I watched Apple’s WWDC keynote several times, for one reason or another. I thought it was needlessly dis-jointed. Why? Three reasons:
This can cover a lot, but one aspect was detrimental: Transitions. The high number of transitions in this keynote made it hard to follow. Here’s a rough sense:
- Presenters: 9+
- Handoffs: 20+ (person to person, person to video, video to person)
- Formats: MC intros, MC transitions, subject matter walk-thrus, videos, slides, photos, endorsements (Drake), demos, etc.
- Videos: 5
- Product Groups: 5+
Too many. Each transition makes it harder to follow the basics: product intent, attributes, advantages. In total, they make it harder for the presentation director to piece together “one complete thought”, to borrow a phrase from Jimmy Iovine.
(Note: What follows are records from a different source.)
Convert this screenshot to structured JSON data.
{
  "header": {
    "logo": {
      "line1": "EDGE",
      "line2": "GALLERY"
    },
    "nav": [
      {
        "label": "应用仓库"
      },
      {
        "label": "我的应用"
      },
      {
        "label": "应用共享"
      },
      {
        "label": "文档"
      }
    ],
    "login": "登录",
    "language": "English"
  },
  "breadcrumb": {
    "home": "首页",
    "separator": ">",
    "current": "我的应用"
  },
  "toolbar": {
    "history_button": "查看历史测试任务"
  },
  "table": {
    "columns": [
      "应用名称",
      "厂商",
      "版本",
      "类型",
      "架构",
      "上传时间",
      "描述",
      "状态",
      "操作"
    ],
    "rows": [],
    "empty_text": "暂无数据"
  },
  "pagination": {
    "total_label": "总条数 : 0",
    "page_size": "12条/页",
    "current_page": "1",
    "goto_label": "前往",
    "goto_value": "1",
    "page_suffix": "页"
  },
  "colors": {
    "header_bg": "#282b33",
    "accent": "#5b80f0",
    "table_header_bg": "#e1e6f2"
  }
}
In terms of approach, the only weak point, in my view, was the Music portion. Jason Snell, on his “Upgrade” podcast with Myke Hurley, put it best:
Eddy Cue […] was giving us a demo of the music app. It felt like a presentation of a music service by people who don’t understand how to present services and so they just presented an app and showed the music service inside the app… Yes, we know how the music app works, but is the big story here that they revamped the music app, or that there’s a [new] music service backing it? It felt like, at times, that the music app was the story.
Direction (as in, from a Director)
Ultimately, the issues above are symptoms of weak (or hand-cuffed) direction. Not just in the form of what to do (e.g., don’t have Eddy Cue focus on the app) but also in terms of what not to do – i.e., editing. Editing in this context: shortening the list of presenters, directing them to use fewer slides (at one point, they flashed by like pages in a flip book), and saying no to distracting uses of humor and movement. When viewed through this lens, I think this keynote lacked a director. Or at least one that could effectively influence the senior executives and the choices they made. (Believe me, I’m not saying any of this is easy.)
Will all this impact the products’ success? Not directly. Indirectly, however, key influencers of consumers (developers, fans, and journalists) may get a fuzzier picture of Apple’s intent or advantage. They might also spend more time discussing stagecraft and less time discussing products. And that will make it a topic of conversation and monitoring the next time, too. Basically, distraction carries an opportunity cost.
By the way: I thought Apple’s newest presenters – Jennifer Bailey (Apple Pay), Susan Prescott (News app), and Kevin Lynch (Apple Watch; he’s still new-ish) – I thought they did the best job. They were focused, on-pace, used humor sparingly, and didn’t say or do things to take attention away from their main points.